Au regard de ces constats, et au-delà des marchés actions, quelles sont vos convictions pour la deuxième partie de l’année ?

J.-A. N. : Dans ce contexte, les marges de manœuvre des États et des banques centrales seront contraintes, ce qui alimentera la volatilité sur l’ensemble des marchés financiers. Au niveau géographique, les États-Unis conservent de nombreux avantages structurels (prix de l’énergie, capacité d’innovation, etc.) dont pourront bénéficier ses entreprises. Toutefois, la pression baissière sur le dollar restera forte, nécessitant de contenir ce risque.
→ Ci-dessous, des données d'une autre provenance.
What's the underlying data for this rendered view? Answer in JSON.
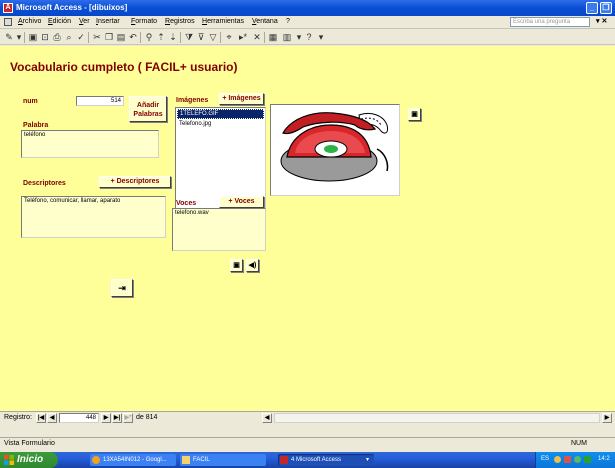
{
  "window": {
    "title": "Microsoft Access - [dibuixos]",
    "app_icon_letter": "A"
  },
  "menu": {
    "items": [
      "Archivo",
      "Edición",
      "Ver",
      "Insertar",
      "Formato",
      "Registros",
      "Herramientas",
      "Ventana",
      "?"
    ],
    "ask_placeholder": "Escriba una pregunta"
  },
  "form": {
    "title": "Vocabulario cumpleto ( FACIL+ usuario)",
    "num_label": "num",
    "num_value": "514",
    "add_words_button": "Añadir Palabras",
    "word_label": "Palabra",
    "word_value": "teléfono",
    "descriptors_label": "Descriptores",
    "add_descriptors_button": "+ Descriptores",
    "descriptors_value": "Teléfono, comunicar, llamar, aparato",
    "images_label": "Imágenes",
    "add_images_button": "+ Imágenes",
    "images_list": [
      {
        "name": "1TELEFO.GIF",
        "selected": true
      },
      {
        "name": "Telefono.jpg",
        "selected": false
      }
    ],
    "voices_label": "Voces",
    "add_voices_button": "+ Voces",
    "voices_list": [
      "telefono.wav"
    ]
  },
  "record_nav": {
    "label": "Registro:",
    "current": "448",
    "of_label": "de 814"
  },
  "status": {
    "left": "Vista Formulario",
    "right": "NUM"
  },
  "taskbar": {
    "start_label": "Inicio",
    "tasks": [
      {
        "label": "13XA54IN012 - Googl..."
      },
      {
        "label": "FACIL"
      },
      {
        "label": "4 Microsoft Access"
      }
    ],
    "tray_lang": "ES",
    "tray_time": "14:2"
  },
  "colors": {
    "form_bg": "#ffff99",
    "label_color": "#800000",
    "title_bar": "#0a4ed6",
    "taskbar": "#245edb",
    "start_button": "#3c9a3c"
  }
}
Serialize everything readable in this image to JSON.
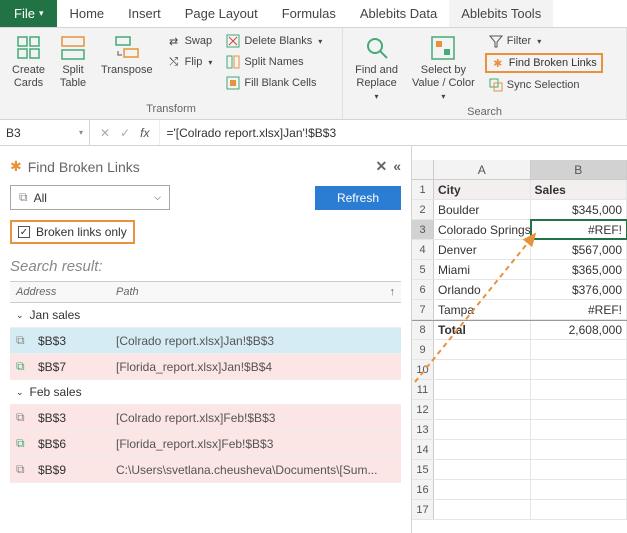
{
  "tabs": {
    "file": "File",
    "home": "Home",
    "insert": "Insert",
    "page_layout": "Page Layout",
    "formulas": "Formulas",
    "ablebits_data": "Ablebits Data",
    "ablebits_tools": "Ablebits Tools"
  },
  "ribbon": {
    "transform": {
      "label": "Transform",
      "create_cards": "Create\nCards",
      "split_table": "Split\nTable",
      "transpose": "Transpose",
      "swap": "Swap",
      "flip": "Flip",
      "delete_blanks": "Delete Blanks",
      "split_names": "Split Names",
      "fill_blank": "Fill Blank Cells"
    },
    "search": {
      "label": "Search",
      "find_replace": "Find and\nReplace",
      "select_by": "Select by\nValue / Color",
      "filter": "Filter",
      "find_broken": "Find Broken Links",
      "sync_sel": "Sync Selection"
    }
  },
  "formula_bar": {
    "name_box": "B3",
    "formula": "='[Colrado report.xlsx]Jan'!$B$3"
  },
  "pane": {
    "title": "Find Broken Links",
    "dropdown": "All",
    "refresh": "Refresh",
    "checkbox": "Broken links only",
    "search_result": "Search result:",
    "headers": {
      "address": "Address",
      "path": "Path"
    },
    "group1": "Jan sales",
    "group2": "Feb sales",
    "rows": {
      "r1": {
        "addr": "$B$3",
        "path": "[Colrado report.xlsx]Jan!$B$3"
      },
      "r2": {
        "addr": "$B$7",
        "path": "[Florida_report.xlsx]Jan!$B$4"
      },
      "r3": {
        "addr": "$B$3",
        "path": "[Colrado report.xlsx]Feb!$B$3"
      },
      "r4": {
        "addr": "$B$6",
        "path": "[Florida_report.xlsx]Feb!$B$3"
      },
      "r5": {
        "addr": "$B$9",
        "path": "C:\\Users\\svetlana.cheusheva\\Documents\\[Sum..."
      }
    }
  },
  "sheet": {
    "cols": {
      "a": "A",
      "b": "B"
    },
    "header": {
      "city": "City",
      "sales": "Sales"
    },
    "rows": {
      "r2": {
        "a": "Boulder",
        "b": "$345,000"
      },
      "r3": {
        "a": "Colorado Springs",
        "b": "#REF!"
      },
      "r4": {
        "a": "Denver",
        "b": "$567,000"
      },
      "r5": {
        "a": "Miami",
        "b": "$365,000"
      },
      "r6": {
        "a": "Orlando",
        "b": "$376,000"
      },
      "r7": {
        "a": "Tampa",
        "b": "#REF!"
      },
      "r8": {
        "a": "Total",
        "b": "2,608,000"
      }
    }
  }
}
L’Europe devrait certes profiter des plans ambitieux à compter de l’année prochaine, mais leur mise en place est périlleuse, alors que les performances récentes des marchés financiers ont été excellentes. Sur les marchés de taux, la pentification des courbes perdurera en raison des pressions haussières sur la partie longue (inflation, volumes d’émissions et risque politique). Nous en profiterons pour augmenter graduellement la sensibilité des portefeuilles. Le crédit, désormais cher, enjoint à l’exigence alors que les exigences d’adaptation s’élèvent à mesure que les États imposent de nouvelles règles et taxes.